Pijany kierowca uderzył w latarnię
Policjanci z Sosnowca otrzymali zgłoszenie od przypadkowego świadka, z którego wynikało, że kierujący samochodem audi uderzył w zaparkowany pojazd, a następnie w latarnię. Okazało się, że kierowcą był 24-letni mężczyzna, który miał w organizmie blisko 2 promile alkoholu. Podczas sprawdzenia 24-latka okazało się, że nie posiada również uprawnień do kierowania pojazdami.

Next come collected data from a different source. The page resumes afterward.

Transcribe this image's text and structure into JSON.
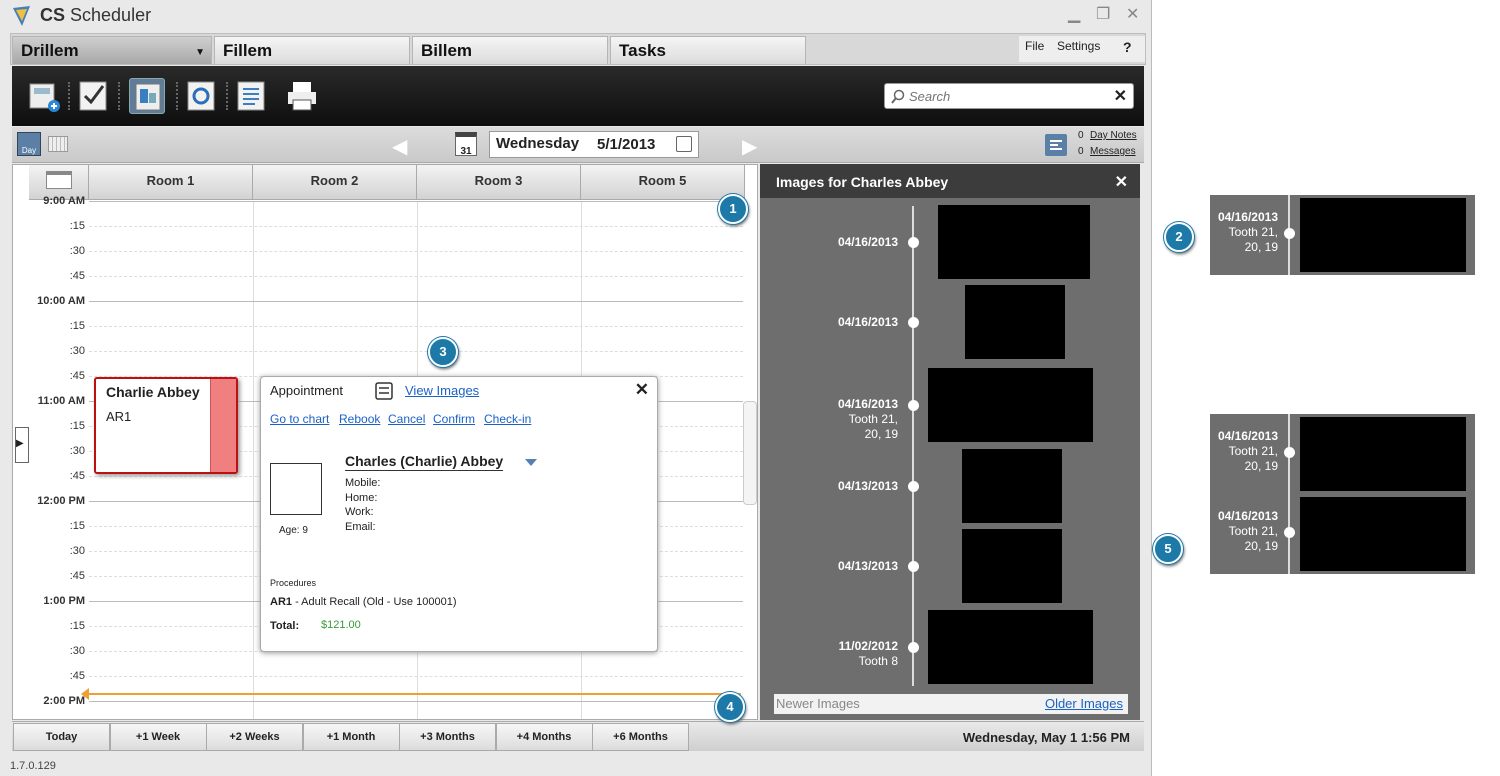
{
  "app": {
    "title_bold": "CS",
    "title_rest": " Scheduler",
    "version": "1.7.0.129"
  },
  "tabs": [
    {
      "label": "Drillem"
    },
    {
      "label": "Fillem"
    },
    {
      "label": "Billem"
    },
    {
      "label": "Tasks"
    }
  ],
  "menu": {
    "file": "File",
    "settings": "Settings",
    "help": "?"
  },
  "search": {
    "placeholder": "Search"
  },
  "nav": {
    "day_label": "Day",
    "weekday": "Wednesday",
    "date": "5/1/2013",
    "calendar_day": "31",
    "day_notes_count": "0",
    "day_notes": "Day Notes",
    "messages_count": "0",
    "messages": "Messages"
  },
  "rooms": [
    "Room 1",
    "Room 2",
    "Room 3",
    "Room 5"
  ],
  "times": [
    "9:00 AM",
    ":15",
    ":30",
    ":45",
    "10:00 AM",
    ":15",
    ":30",
    ":45",
    "11:00 AM",
    ":15",
    ":30",
    ":45",
    "12:00 PM",
    ":15",
    ":30",
    ":45",
    "1:00 PM",
    ":15",
    ":30",
    ":45",
    "2:00 PM"
  ],
  "appointment": {
    "name": "Charlie Abbey",
    "code": "AR1"
  },
  "popup": {
    "heading": "Appointment",
    "view_images": "View Images",
    "actions": [
      "Go to chart",
      "Rebook",
      "Cancel",
      "Confirm",
      "Check-in"
    ],
    "patient": "Charles (Charlie) Abbey",
    "mobile": "Mobile:",
    "home": "Home:",
    "work": "Work:",
    "email": "Email:",
    "age": "Age: 9",
    "procedures_label": "Procedures",
    "proc_code": "AR1",
    "proc_desc": " - Adult Recall (Old - Use 100001)",
    "total_label": "Total:",
    "total_value": "$121.00"
  },
  "images_panel": {
    "title": "Images for Charles Abbey",
    "newer": "Newer Images",
    "older": "Older Images",
    "entries": [
      {
        "date": "04/16/2013",
        "tooth": ""
      },
      {
        "date": "04/16/2013",
        "tooth": ""
      },
      {
        "date": "04/16/2013",
        "tooth": "Tooth 21,",
        "tooth2": "20, 19"
      },
      {
        "date": "04/13/2013",
        "tooth": ""
      },
      {
        "date": "04/13/2013",
        "tooth": ""
      },
      {
        "date": "11/02/2012",
        "tooth": "Tooth 8"
      }
    ]
  },
  "side_detail": [
    {
      "date": "04/16/2013",
      "tooth": "Tooth 21,",
      "tooth2": "20, 19"
    },
    {
      "date": "04/16/2013",
      "tooth": "Tooth 21,",
      "tooth2": "20, 19"
    },
    {
      "date": "04/16/2013",
      "tooth": "Tooth 21,",
      "tooth2": "20, 19"
    }
  ],
  "callouts": [
    "1",
    "2",
    "3",
    "4",
    "5"
  ],
  "bottom": {
    "buttons": [
      "Today",
      "+1 Week",
      "+2 Weeks",
      "+1 Month",
      "+3 Months",
      "+4 Months",
      "+6 Months"
    ],
    "status": "Wednesday, May 1  1:56 PM"
  },
  "colors": {
    "accent": "#1d7aa8",
    "appt_border": "#bb1111",
    "now_line": "#f0a030",
    "link": "#1a62c6",
    "total": "#3a9a3a"
  }
}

Sosnowieccy policjanci otrzymali zgłoszenie o zdarzeniu drogowym w rejonie ulicy Niweckiej. Gdy mundurowi przyjechali na miejsce, czekał tam na nich 32-letni mężczyzna. Podczas rozmowy wyjaśnił policjantom, że widział, jak kierujący samochodem audi najpierw uderzył w drugi pojazd, a następnie w stojącą nieopodal latarnię. Mężczyzna postanowił zareagować i powiadomić o wszystkim policję. Policjanci szybko potwierdzili, że 24-letni kierujący był pijany. Ze wstępnych ustaleń wynika, że miał blisko 2 promile alkoholu w organizmie. Ale to nie było jedyne naruszenie prawa jakiego dopuścił się mężczyzna. Okazało się, że wsiadł za „kółko” nie posiadając uprawnień do kierowania.